The course builds on your existing research skills and introduces you to contemporary professional research practices employed within healthcare. It aims to develop appropriate knowledge, skills and attitudes in order to be a scientific researcher in clinical practice. You will develop a range of transferable and applied research skills that will enable you to plan, manage and independently undertake research.
You will undertake a clinical research project and be supported by an academic supervisor, as well as a clinical mentor from your own organisation.
Research methods (15 credits)
This module starts by looking at a wide range of quantitative and qualitative research study designs and approaches and their advantages and disadvantages. There is a strong emphasis on good research practice, designing studies using tools and approaches to minimise bias and maximise scientific rigour.
Critical appraisal (15 credits)
This module teaches you how to critically appraise research literature relevant to your field of study. Given the practical nature of this very important research skill it is taught through interactive seminars where students are encouraged and supported to develop their appraisal skills.
Applied research in clinical practice (15 credits)
This module enables you to develop a professional identity as a clinical academic and improve your capacity to fulfill the role and effectively undertake, direct and support research focused activities within your own area of professional practice.
Research project on a topic related to clinical practice (105 credits)
This module provides you with the experience of utilising all principles of research design to understand a health and / or social care question. You will understand how to undertake an individual research project within a particular specialist area. The module offers you the opportunity to use a combination of general and specialist research design for Health and Social Care Sciences, and to contribute and extend the theoretical understanding of new and advancing knowledge and its application to a relevant field of study.
The Statistics Module is delivered by lectures and group discussions, and supplemented by self-directed learning. You are assessed by a written assessment. Students registered on the Data Analysis module attend the first six lectures, and the learning objectives for these lectures constitute the curriculum for the quantitative component for that module.
Practical Data Analysis (15 credits)
This module takes the first six lectures from the Statistics Module as a theoretical basis for the first 1-6 data analysis practical tutorials. Tutorials 7-11 will be based on qualitative data analysis.

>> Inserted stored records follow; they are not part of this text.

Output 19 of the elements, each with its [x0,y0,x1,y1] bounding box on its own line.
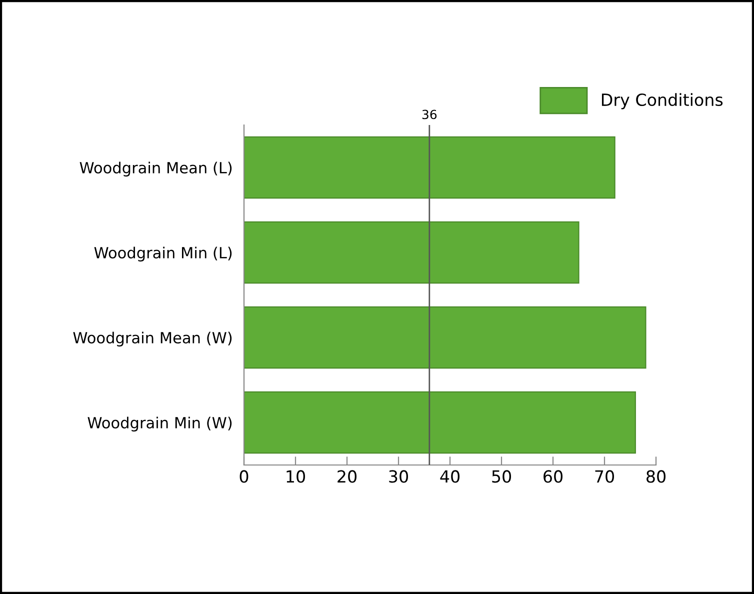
x-tick-label: 50 [492,470,511,483]
bar [244,221,580,284]
x-tick-label: 80 [646,470,666,483]
legend-label: Dry Conditions [602,93,723,110]
x-tick-label: 70 [595,470,614,483]
bar [244,306,646,369]
y-tick-label: Woodgrain Min (L) [94,246,232,262]
y-tick-label: Woodgrain Mean (W) [73,332,232,346]
ref-line-label: 36 [422,110,437,120]
x-tick-label: 30 [389,470,408,483]
x-tick-label: 40 [440,470,460,483]
y-tick-label: Woodgrain Mean (L) [80,162,232,176]
bar [244,391,636,454]
y-tick-label: Woodgrain Min (W) [88,416,232,432]
x-tick-label: 20 [338,470,356,483]
x-tick-label: 10 [286,470,305,483]
x-tick-label: 60 [544,470,562,483]
x-tick-label: 0 [240,470,248,483]
bar [244,136,616,199]
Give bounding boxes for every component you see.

The tutorials will be focussing on quantitative as well as qualitative analytical methods and their underlying assumptions using prepared data sets.
Implementation and Improvement Science (15 credits)
The module is designed to introduce you to this relatively new and expanding science that has grown from national and international ambition to bring about quality improvements and enhance patient safety by closing the theory practice-gap, encouraging more effective use of research evidence within practice.
Negotiated Independent Learning (15 credits)
This module is an independent learning module that is available health and social care practitioners regardless of professional discipline. In consultation with the module leader you will identify a particular topic that is of interest to you or pertinent to your practice or clinical role. This negotiated specified area of learning forms the foundation of the module; you will address each learning outcome in relation to your specified area of learning. You will be expected to complete this module within a period of six months.